While around the world concerns over the escalating violence in the Middle East pushed up the price of oil and deterred investors in some parts, Ireland continued to fall despite having limited exposure to oil and a lack of stock-specific news.
The Iseq lost 100.22 points, or 1.37 per cent, to end the day at 7,198.19.
NCB Stockbrokers issued a report outlining its favoured stocks for the rest of the year. However, none of them managed to act like star performers, with CRH, one of its recommended stocks, putting in a particularly dismal show.
The financials saw strong selling interest, with Anglo Irish Bank leading the way down. The shares dropped 30 cent, or 2.7 per cent, closing at €11, with as many as four million shares changing hands.
Allied Irish Bank, meanwhile, was down 28 cent, or 1.6 per cent, at €17.35, while Bank of Ireland dropped 12 cent, or 0.9 per cent, to end the day at €13.23. Almost two million and 1.5 million shares were traded respectively in the two stocks.
Elsewhere Kerry Group was badly hit. Shares in the food group dropped 65 cent, or 4.1 per cent, to end the day at €15.25.
Meanwhile, building materials group CRH fell 50 cent, or almost 2 per cent, to close at €24.80.
Grafton also struggled and continued the negative performance it put in at the end of last week. The shares fell 30 cent, or almost 3 per cent, to end the day at €9.80.
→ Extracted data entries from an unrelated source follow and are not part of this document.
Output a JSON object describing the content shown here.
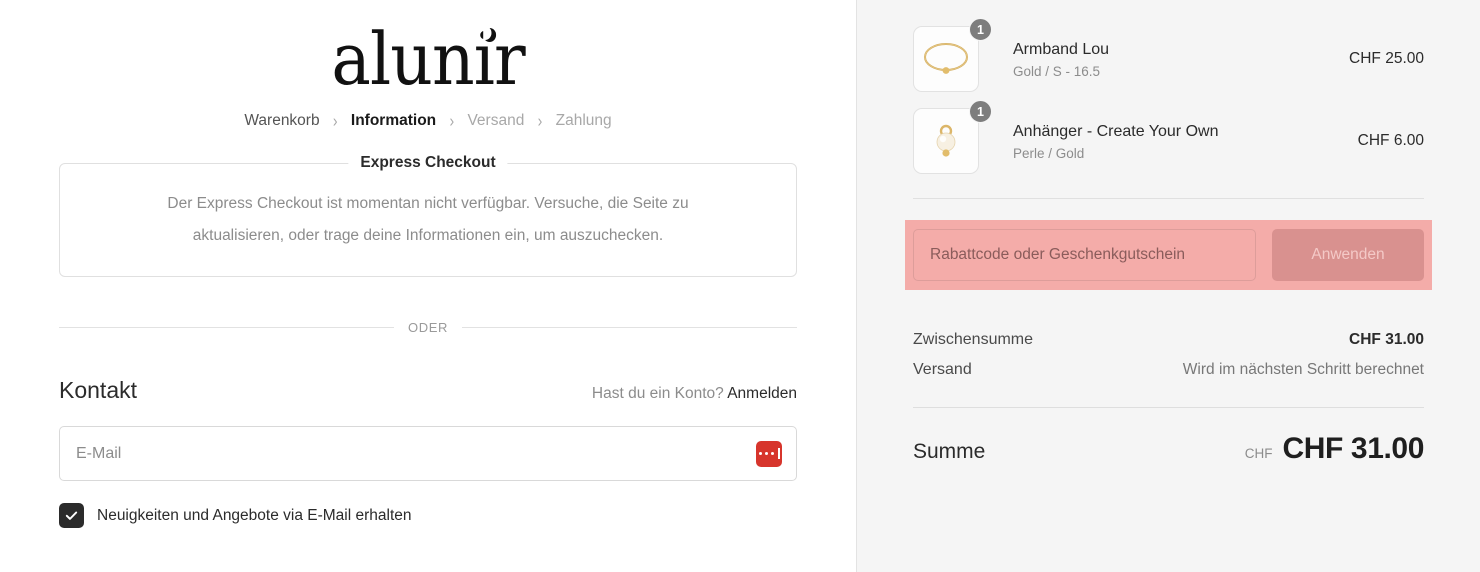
{
  "brand": {
    "logo_text": "alunir",
    "moon_icon": "crescent-moon-icon"
  },
  "breadcrumb": {
    "items": [
      {
        "label": "Warenkorb",
        "state": "done"
      },
      {
        "label": "Information",
        "state": "current"
      },
      {
        "label": "Versand",
        "state": "future"
      },
      {
        "label": "Zahlung",
        "state": "future"
      }
    ],
    "separator": "›"
  },
  "express": {
    "legend": "Express Checkout",
    "message": "Der Express Checkout ist momentan nicht verfügbar. Versuche, die Seite zu aktualisieren, oder trage deine Informationen ein, um auszuchecken."
  },
  "divider": {
    "label": "ODER"
  },
  "contact": {
    "title": "Kontakt",
    "account_prompt": "Hast du ein Konto?",
    "login_link": "Anmelden",
    "email_placeholder": "E-Mail",
    "email_value": "",
    "password_manager_icon": "lastpass-icon",
    "newsletter_label": "Neuigkeiten und Angebote via E-Mail erhalten",
    "newsletter_checked": true
  },
  "summary": {
    "items": [
      {
        "title": "Armband Lou",
        "variant": "Gold / S - 16.5",
        "price": "CHF 25.00",
        "qty": "1",
        "image": "gold-bracelet-thumbnail"
      },
      {
        "title": "Anhänger - Create Your Own",
        "variant": "Perle / Gold",
        "price": "CHF 6.00",
        "qty": "1",
        "image": "pearl-pendant-thumbnail"
      }
    ],
    "discount": {
      "placeholder": "Rabattcode oder Geschenkgutschein",
      "value": "",
      "apply_label": "Anwenden"
    },
    "totals": [
      {
        "label": "Zwischensumme",
        "value": "CHF 31.00",
        "muted": false
      },
      {
        "label": "Versand",
        "value": "Wird im nächsten Schritt berechnet",
        "muted": true
      }
    ],
    "grand": {
      "label": "Summe",
      "currency": "CHF",
      "value": "CHF 31.00"
    }
  },
  "colors": {
    "accent_highlight": "#f4aca9",
    "apply_button": "#d9918f",
    "panel_bg": "#f5f5f5",
    "lastpass_red": "#d7352c",
    "checkbox_dark": "#2b2b2b"
  }
}
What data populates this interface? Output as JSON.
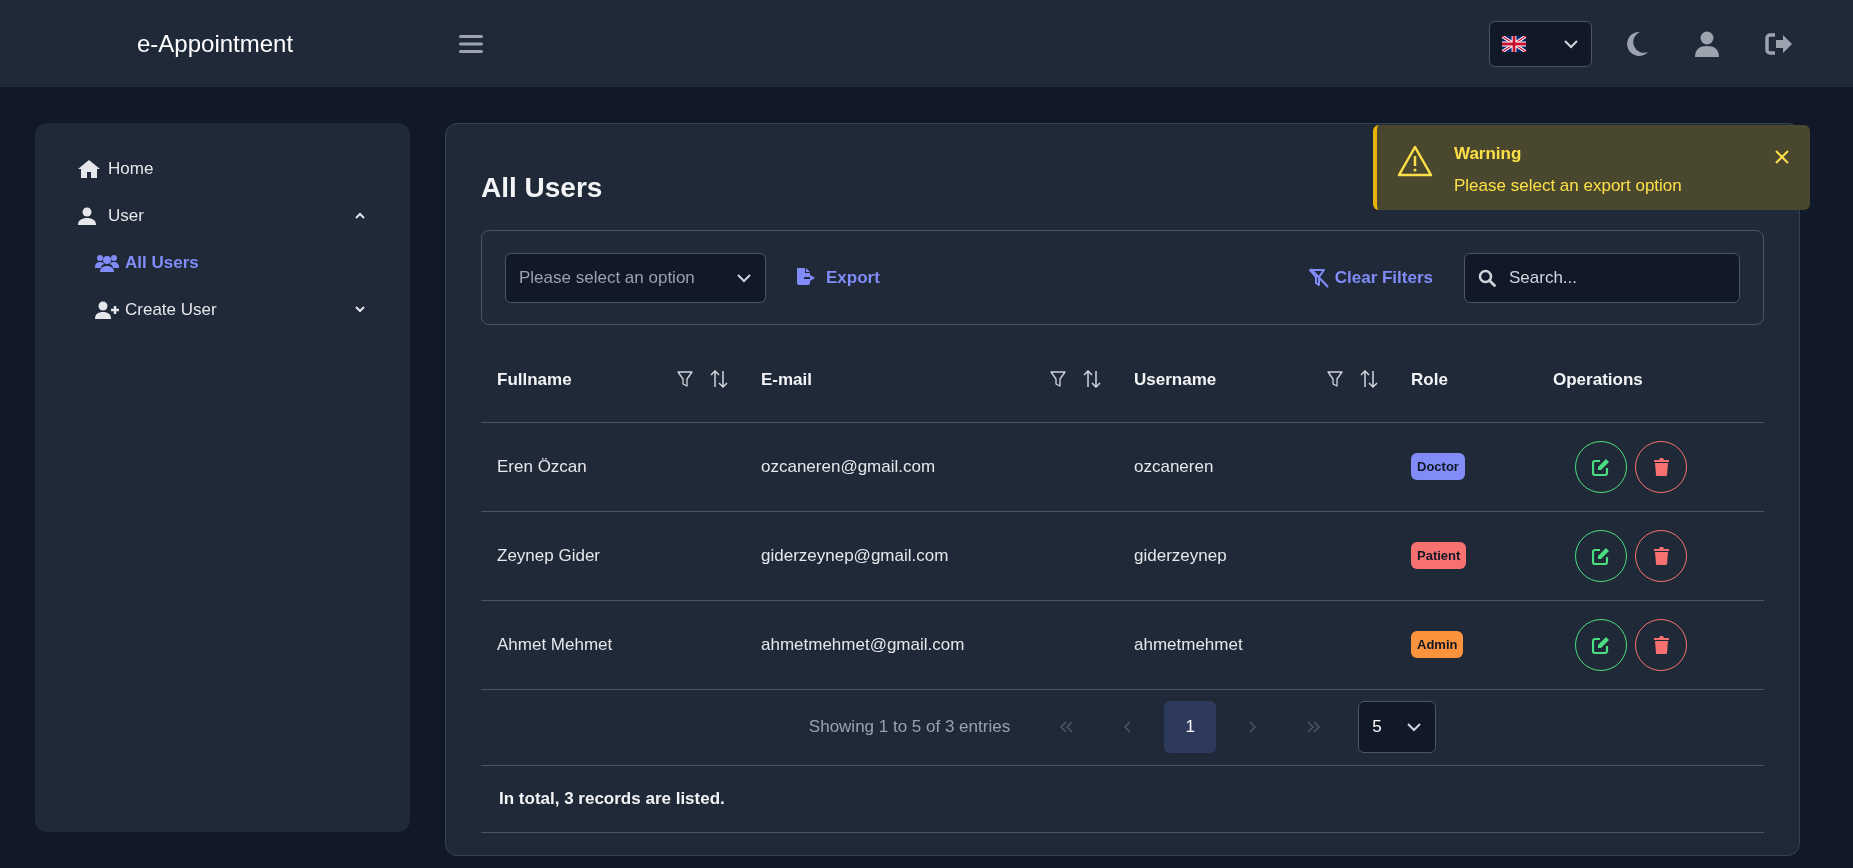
{
  "header": {
    "brand": "e-Appointment"
  },
  "sidebar": {
    "items": [
      {
        "label": "Home",
        "selected": false
      },
      {
        "label": "User",
        "selected": false,
        "expanded": true,
        "children": [
          {
            "label": "All Users",
            "selected": true
          },
          {
            "label": "Create User",
            "selected": false,
            "expanded": false
          }
        ]
      }
    ]
  },
  "page": {
    "title": "All Users"
  },
  "toolbar": {
    "export_select": {
      "placeholder": "Please select an option"
    },
    "export_button": "Export",
    "clear_filters": "Clear Filters",
    "search": {
      "placeholder": "Search..."
    }
  },
  "table": {
    "columns": [
      {
        "label": "Fullname",
        "filter": true
      },
      {
        "label": "E-mail",
        "filter": true
      },
      {
        "label": "Username",
        "filter": true
      },
      {
        "label": "Role",
        "filter": false
      },
      {
        "label": "Operations",
        "filter": false
      }
    ],
    "rows": [
      {
        "fullname": "Eren Özcan",
        "email": "ozcaneren@gmail.com",
        "username": "ozcaneren",
        "role": "Doctor",
        "color": "#818cf8"
      },
      {
        "fullname": "Zeynep Gider",
        "email": "giderzeynep@gmail.com",
        "username": "giderzeynep",
        "role": "Patient",
        "color": "#f87171"
      },
      {
        "fullname": "Ahmet Mehmet",
        "email": "ahmetmehmet@gmail.com",
        "username": "ahmetmehmet",
        "role": "Admin",
        "color": "#fb923c"
      }
    ]
  },
  "pagination": {
    "summary": "Showing 1 to 5 of 3 entries",
    "first_disabled": true,
    "prev_disabled": true,
    "pages": [
      {
        "label": "1",
        "selected": true
      }
    ],
    "next_disabled": true,
    "last_disabled": true,
    "per_page": "5"
  },
  "footer_note": "In total, 3 records are listed.",
  "toast": {
    "title": "Warning",
    "message": "Please select an export option"
  }
}
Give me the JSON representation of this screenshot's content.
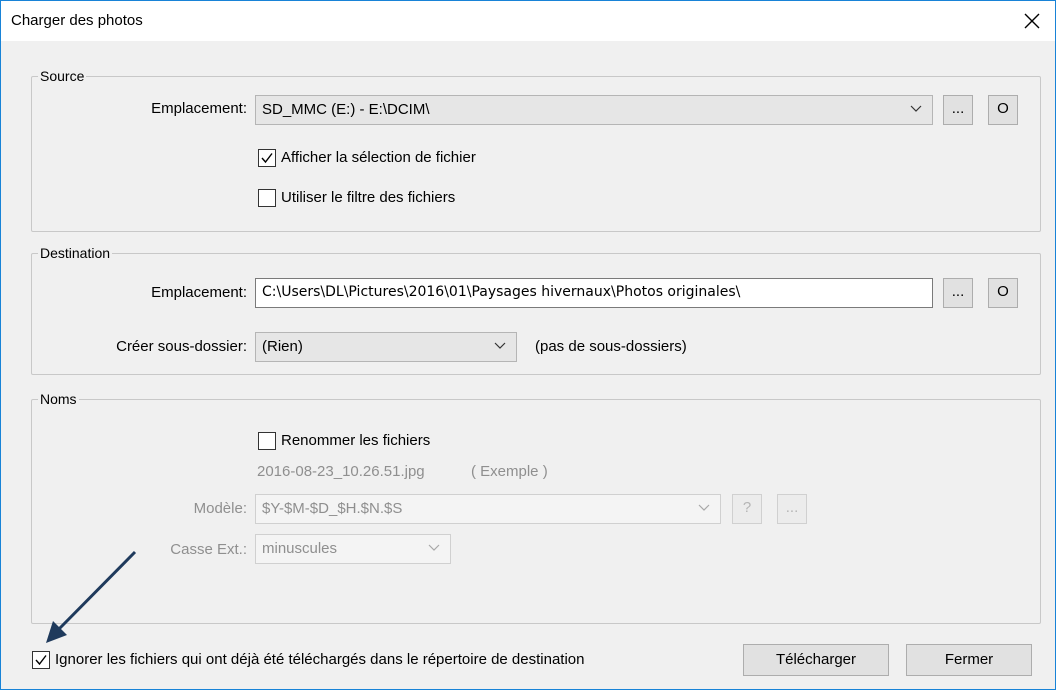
{
  "window": {
    "title": "Charger des photos",
    "close_glyph": "✕"
  },
  "source": {
    "legend": "Source",
    "location_label": "Emplacement:",
    "location_value": "SD_MMC (E:) - E:\\DCIM\\",
    "browse_label": "...",
    "open_label": "O",
    "show_selection": {
      "label": "Afficher la sélection de fichier",
      "checked": true
    },
    "use_filter": {
      "label": "Utiliser le filtre des fichiers",
      "checked": false
    }
  },
  "destination": {
    "legend": "Destination",
    "location_label": "Emplacement:",
    "location_value": "C:\\Users\\DL\\Pictures\\2016\\01\\Paysages hivernaux\\Photos originales\\",
    "browse_label": "...",
    "open_label": "O",
    "subfolder_label": "Créer sous-dossier:",
    "subfolder_value": "(Rien)",
    "subfolder_note": "(pas de sous-dossiers)"
  },
  "names": {
    "legend": "Noms",
    "rename": {
      "label": "Renommer les fichiers",
      "checked": false
    },
    "example_text": "2016-08-23_10.26.51.jpg",
    "example_note": "( Exemple )",
    "model_label": "Modèle:",
    "model_value": "$Y-$M-$D_$H.$N.$S",
    "help_label": "?",
    "more_label": "...",
    "case_label": "Casse Ext.:",
    "case_value": "minuscules"
  },
  "footer": {
    "ignore": {
      "label": "Ignorer les fichiers qui ont déjà été téléchargés dans le répertoire de destination",
      "checked": true
    },
    "download_label": "Télécharger",
    "close_label": "Fermer"
  },
  "colors": {
    "window_border": "#1883d7",
    "arrow": "#1f3a5c",
    "disabled_text": "#8f8f8f"
  },
  "icons": [
    "close-icon",
    "chevron-down-icon",
    "checkmark-icon",
    "arrow-annotation"
  ]
}
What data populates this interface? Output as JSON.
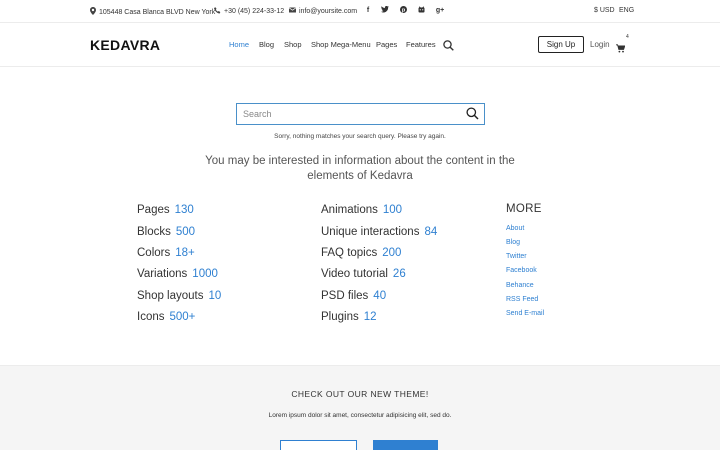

The surge in the price of oil to a new record - although it did fall back later in the day - hurt Ryanair, with the airline's stock slipping eight cent, or 1.1 per cent, to close at €7.20.
A few stocks managed to escape the negativity, with DCC rising 15 cent, or 0.8 per cent, to end the day at €19.15. Fyffes was unchanged at €1.36, while Greencore closed up one cent, or 0.2 per cent, at €4.13.